Milky Way ate another galaxy, scientists say they’ve found scraps

Milky Way ate another galaxy, scientists say they’ve found scraps



HOUSTON  –  An unusual collection of stars may represent the remnants of a dwarf galaxy that the Milky Way devoured about 10 billion years ago. Astronomers have dubbed the ancient galaxy Loki, after the Norse god of mischief. The finding could change the current understanding of how the Milky Way evolved in the distant past. The vast Milky Way spans about 100,000 light-years and contains anywhere between 100 billion and 400 billion stars, according to NASA. A light-year is the distance light travels in one year, which is 5.88 trillion miles (9.46 trillion kilometers).  It grew over time starting about 12 billion years ago by merging with a multitude of dwarf galaxies. But the original size and mass of the Milky Way remain an open question, driving scientists to search for evidence of the galaxies it consumed to determine its history and evolution. To identify those missing puzzle pieces, astronomers have now zeroed in on a cluster of metal-lacking stars detected oddly close to the galactic disk, according to a study published in May in the journal Monthly Notices of the Royal Astronomical Society. The astronomers are interested in these stars near the disk, a massive rotating pancake-like region containing much of the Milky Way’s stars because the first stars in the universe were comprised of hydrogen and helium, which fused heavier elements together in their cores before exploding and unleashing the heavy elements that enriched future generations of stars. Metal-poor stars are often associated with ancient dwarf galaxies, which the Milky Way might have consumed over time to grow to its current massive state — and remnants of these cosmic meals might be hiding deep within the galaxy.

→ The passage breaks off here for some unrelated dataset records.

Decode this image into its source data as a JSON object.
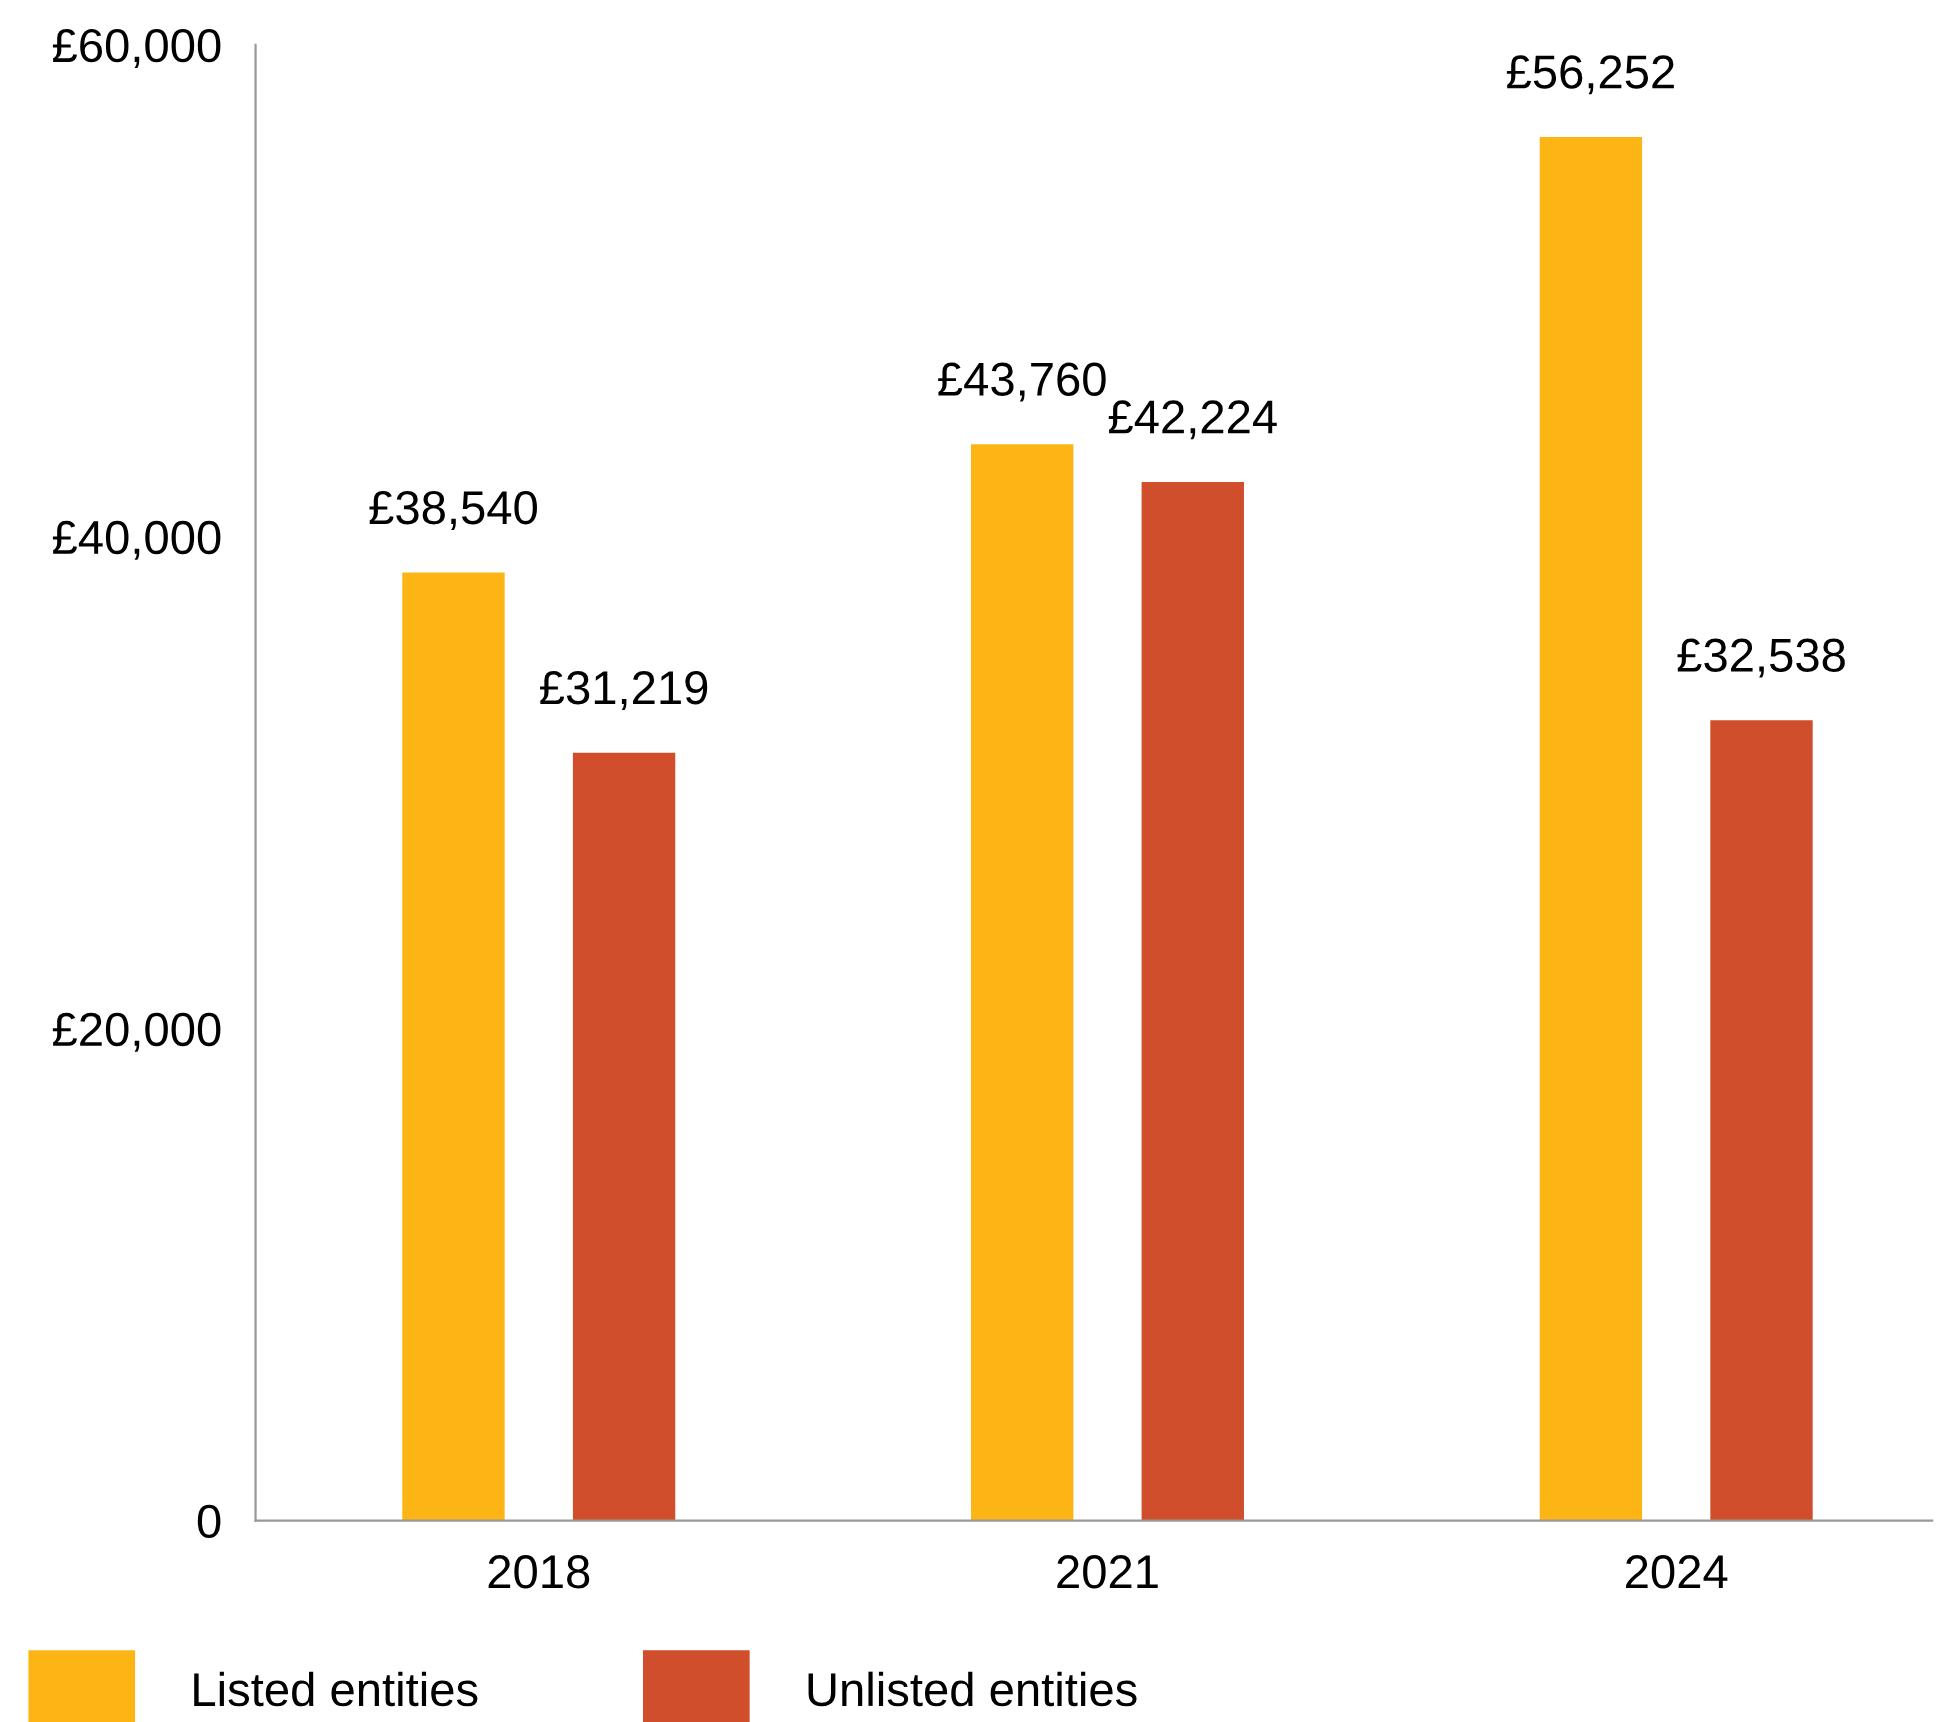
{
  "chart_data": {
    "type": "bar",
    "categories": [
      "2018",
      "2021",
      "2024"
    ],
    "series": [
      {
        "name": "Listed entities",
        "color": "#fdb515",
        "values": [
          38540,
          43760,
          56252
        ],
        "value_labels": [
          "£38,540",
          "£43,760",
          "£56,252"
        ]
      },
      {
        "name": "Unlisted entities",
        "color": "#d04e2b",
        "values": [
          31219,
          42224,
          32538
        ],
        "value_labels": [
          "£31,219",
          "£42,224",
          "£32,538"
        ]
      }
    ],
    "ylim": [
      0,
      60000
    ],
    "yticks": [
      {
        "value": 0,
        "label": "0"
      },
      {
        "value": 20000,
        "label": "£20,000"
      },
      {
        "value": 40000,
        "label": "£40,000"
      },
      {
        "value": 60000,
        "label": "£60,000"
      }
    ],
    "grid": false,
    "legend": "bottom left"
  }
}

The metal-poor composition of such ancient stars close to the galactic disk suggests that the Milky Way once made a rather large meal of another galaxy early in its history — and it could represent a critical, previously overlooked building block of our galaxy. Astronomers are like the detectives of the universe, searching the cosmos for clues of its origins, and very-metal-poor, or VMP, stars are a powerful tool in that quest, said Dr. Cara Battersby, associate professor of physics at the University of Connecticut, who did not participate in the study.  “VMP stars have been around for billions of years, holding within them clues to the formation of the Universe’s earliest generations of stars,” Battersby wrote in an email. Studying the metal-poor stars’ composition and motion can unlock details about the conditions and dynamics of the early universe, she added.  The search for metal-poor stars in the Milky Way has largely centered on the plentiful range of old stars in the galaxy’s stellar halo, so named because it’s a large, round diffuse cloud that surrounds the galactic disk. Some astronomers believe evidence of more ancient mergers could be found deeper inside the Milky Way, such as in its disk.

An abundance of young, metal-rich stars, as well as a plethora of dust, crowded within the galactic disk has made it hard to spot metal-poor stars there, said lead study author Dr. Federico Sestito, a postdoctoral fellow at the University of Hertfordshire’s Centre for Astrophysics Research in England.